# Wildvew Game Camera 2.0



## Tator (Dec 10, 2005)

Anybody have any experience with these?? Cabelas has them on sale $109 for a 2 pack.

I'm not interested in hearing how good cuddebacks are either, just want to know from people who have used these how well they work!!!!

I have Moultries and love them, just curious about this camera


----------



## deaddeerwalking (Oct 15, 2009)

i had two of them plus my four moultries and i gave the two away i did not like them at all if i were you i would buy another moultrie for 99$


----------



## Kelly Hannan (Jan 9, 2007)

I got lots of pictures of the corn field, I even got a couple tails. I got the hind leg of a dog once. I guess what I'm trying to say is JUNK. If your gonna buy, buy a good camera.


----------



## JIMINYCHRISTMAS (Aug 5, 2009)

Garbage. No trigger speed. Terrible picture quality and eats batteries like its his job.


----------



## Jungda99 (Nov 17, 2006)

I have on and it works great. This summer I left it out for over a month and a half and it had 1100 pictures on it. The batteries were dead of course but how much more can one expect a camera to take?

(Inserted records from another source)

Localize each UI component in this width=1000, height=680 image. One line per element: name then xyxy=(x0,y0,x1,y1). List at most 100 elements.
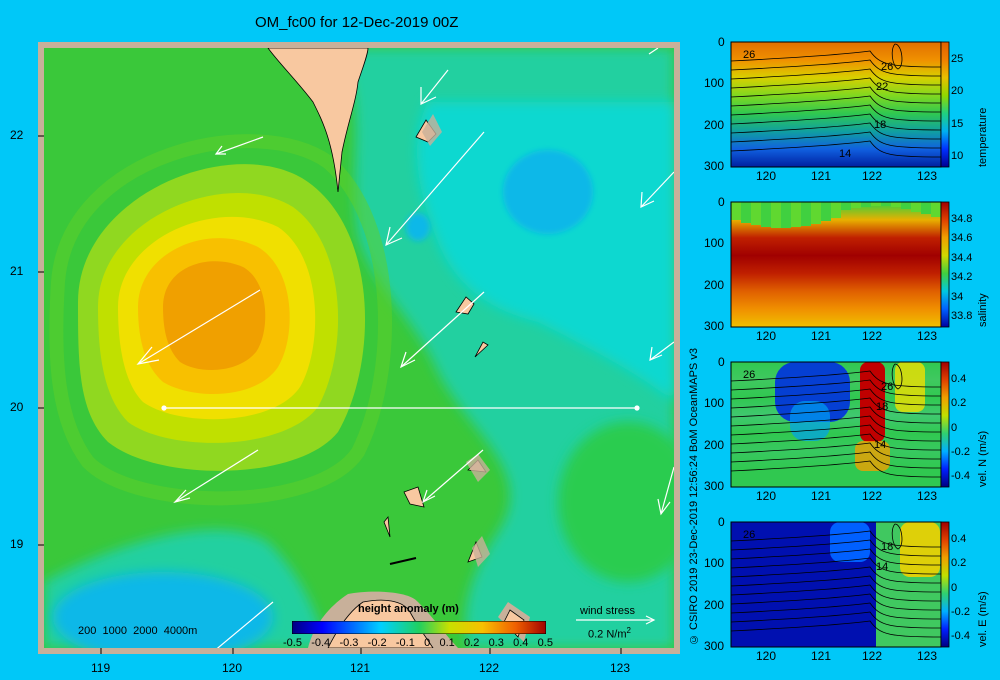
panel-ytick: 0 xyxy=(718,195,725,209)
wind-legend-arrow xyxy=(576,615,656,625)
depth-4000: 4000m xyxy=(163,625,198,637)
cb-tick: 0.2 xyxy=(464,637,480,649)
panel-cb-tick: 20 xyxy=(951,85,964,98)
cb-tick: -0.5 xyxy=(283,637,302,649)
panel-xtick: 120 xyxy=(756,169,777,183)
depth-200: 200 xyxy=(78,625,97,637)
transect-line xyxy=(161,405,640,411)
wind-arrows xyxy=(136,48,674,648)
depth-1000: 1000 xyxy=(102,625,127,637)
island-8 xyxy=(389,557,417,565)
credit-text: © CSIRO 2019 23-Dec-2019 12:56:24 BoM Oc… xyxy=(688,348,700,645)
panel-cb-tick: 34 xyxy=(951,290,964,303)
colorbar-label: height anomaly (m) xyxy=(358,603,459,615)
depth-legend: 200 1000 2000 4000m xyxy=(78,625,197,637)
panel-xtick: 121 xyxy=(811,329,832,343)
panel-ytick: 200 xyxy=(704,118,725,132)
panel-xtick: 123 xyxy=(917,169,938,183)
section-panel-salinity xyxy=(730,201,950,328)
island-2 xyxy=(455,296,475,315)
panel-xtick: 123 xyxy=(917,649,938,663)
panel-xtick: 123 xyxy=(917,329,938,343)
map-xtick: 122 xyxy=(479,661,500,675)
cb-tick: -0.3 xyxy=(339,637,359,649)
isotherm-contours xyxy=(730,43,942,158)
panel-ytick: 100 xyxy=(704,236,725,250)
island-5 xyxy=(403,486,425,508)
panel-xtick: 120 xyxy=(756,649,777,663)
panel-cb-tick: 34.2 xyxy=(951,271,973,284)
panel-cb-tick: 10 xyxy=(951,150,964,162)
contour-label: 14 xyxy=(839,148,852,160)
map-xtick: 121 xyxy=(350,661,371,675)
panel-cb-tick: 34.8 xyxy=(951,213,973,225)
cb-tick: -0.1 xyxy=(395,637,415,649)
panel-cb-tick: 34.6 xyxy=(951,232,973,245)
section-panel-temperature xyxy=(730,41,950,168)
panel-cb-tick: -0.2 xyxy=(951,445,970,458)
panel-xtick: 122 xyxy=(862,329,883,343)
cb-tick: 0.5 xyxy=(537,637,553,649)
panel-colorbar xyxy=(940,521,950,648)
cb-tick: 0.1 xyxy=(439,637,455,649)
map-ytick: 22 xyxy=(10,128,24,142)
panel-ytick: 0 xyxy=(718,515,725,529)
contour-label: 26 xyxy=(743,369,756,381)
panel-cb-tick: 0 xyxy=(951,581,958,594)
cb-tick: 0.3 xyxy=(488,637,504,649)
panel-colorbar xyxy=(940,41,950,168)
contour-label: 18 xyxy=(874,119,887,131)
panel-label: salinity xyxy=(977,293,989,327)
panel-xtick: 120 xyxy=(756,489,777,503)
panel-cb-tick: -0.4 xyxy=(951,470,970,482)
panel-cb-tick: 0.4 xyxy=(951,533,967,545)
panel-cb-tick: 0.2 xyxy=(951,397,967,410)
map-ytick: 19 xyxy=(10,537,24,551)
depth-2000: 2000 xyxy=(133,625,158,637)
panel-ytick: 0 xyxy=(718,35,725,49)
section-panel-veln xyxy=(730,361,950,488)
panel-ytick: 300 xyxy=(704,479,725,493)
panel-ytick: 300 xyxy=(704,159,725,173)
map-xtick: 119 xyxy=(91,661,111,675)
contour-label: 14 xyxy=(876,561,889,573)
panel-ytick: 300 xyxy=(704,319,725,333)
cb-tick: -0.2 xyxy=(367,637,387,649)
panel-cb-tick: 34.4 xyxy=(951,251,973,264)
panel-label: temperature xyxy=(977,107,989,167)
panel-ytick: 200 xyxy=(704,598,725,612)
panel-ytick: 300 xyxy=(704,639,725,653)
land-taiwan xyxy=(267,48,369,193)
panel-cb-tick: 25 xyxy=(951,53,964,65)
panel-xtick: 123 xyxy=(917,489,938,503)
cb-tick: 0 xyxy=(424,637,431,649)
colorbar-ticks: -0.5 -0.4 -0.3 -0.2 -0.1 0 0.1 0.2 0.3 0… xyxy=(283,637,553,649)
island-3 xyxy=(474,341,489,358)
panel-xtick: 121 xyxy=(811,169,832,183)
map-xtick: 123 xyxy=(610,661,631,675)
panel-cb-tick: 33.8 xyxy=(951,310,973,322)
panel-label: vel. N (m/s) xyxy=(977,430,989,487)
wind-scale-text: 0.2 N/m xyxy=(588,628,627,641)
panel-colorbar xyxy=(940,201,950,328)
wind-legend-label: wind stress xyxy=(580,605,636,617)
panel-ytick: 0 xyxy=(718,355,725,369)
contour-label: 26 xyxy=(743,529,756,541)
cb-tick: 0.4 xyxy=(513,637,529,649)
wind-legend-scale: 0.2 N/m2 xyxy=(588,626,631,641)
eddy-core xyxy=(163,261,266,371)
wind-scale-exp: 2 xyxy=(626,626,631,635)
panel-cb-tick: 0 xyxy=(951,421,958,434)
panel-ytick: 100 xyxy=(704,76,725,90)
map-xtick: 120 xyxy=(222,661,243,675)
contour-label: 26 xyxy=(743,49,756,61)
panel-xtick: 121 xyxy=(811,489,832,503)
panel-ytick: 200 xyxy=(704,278,725,292)
contour-label: 18 xyxy=(876,401,889,413)
jet-north xyxy=(860,362,885,442)
height-colorbar xyxy=(292,621,546,634)
panel-cb-tick: -0.4 xyxy=(951,630,970,642)
region-blue-sw xyxy=(53,572,273,648)
panel-xtick: 121 xyxy=(811,649,832,663)
map-ytick: 20 xyxy=(10,400,24,414)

I think the biggest mistake people make is camera placement. They have it way to close to the trail or bait pile ect. 15-20' away just like the directions say.

I have had mine out since march and it has prolly taken 3000 pictures on 4 sets of batteries. Not too shabby IMHO


----------



## ICE'EM (Mar 5, 2008)

I agree it depends on how you use it. It does have a slower trigger speed but that can resolved by using some salt, minerals, feed and so on just something to get them to stop for a sec or two. I have one and have a lot of great pics with it.


----------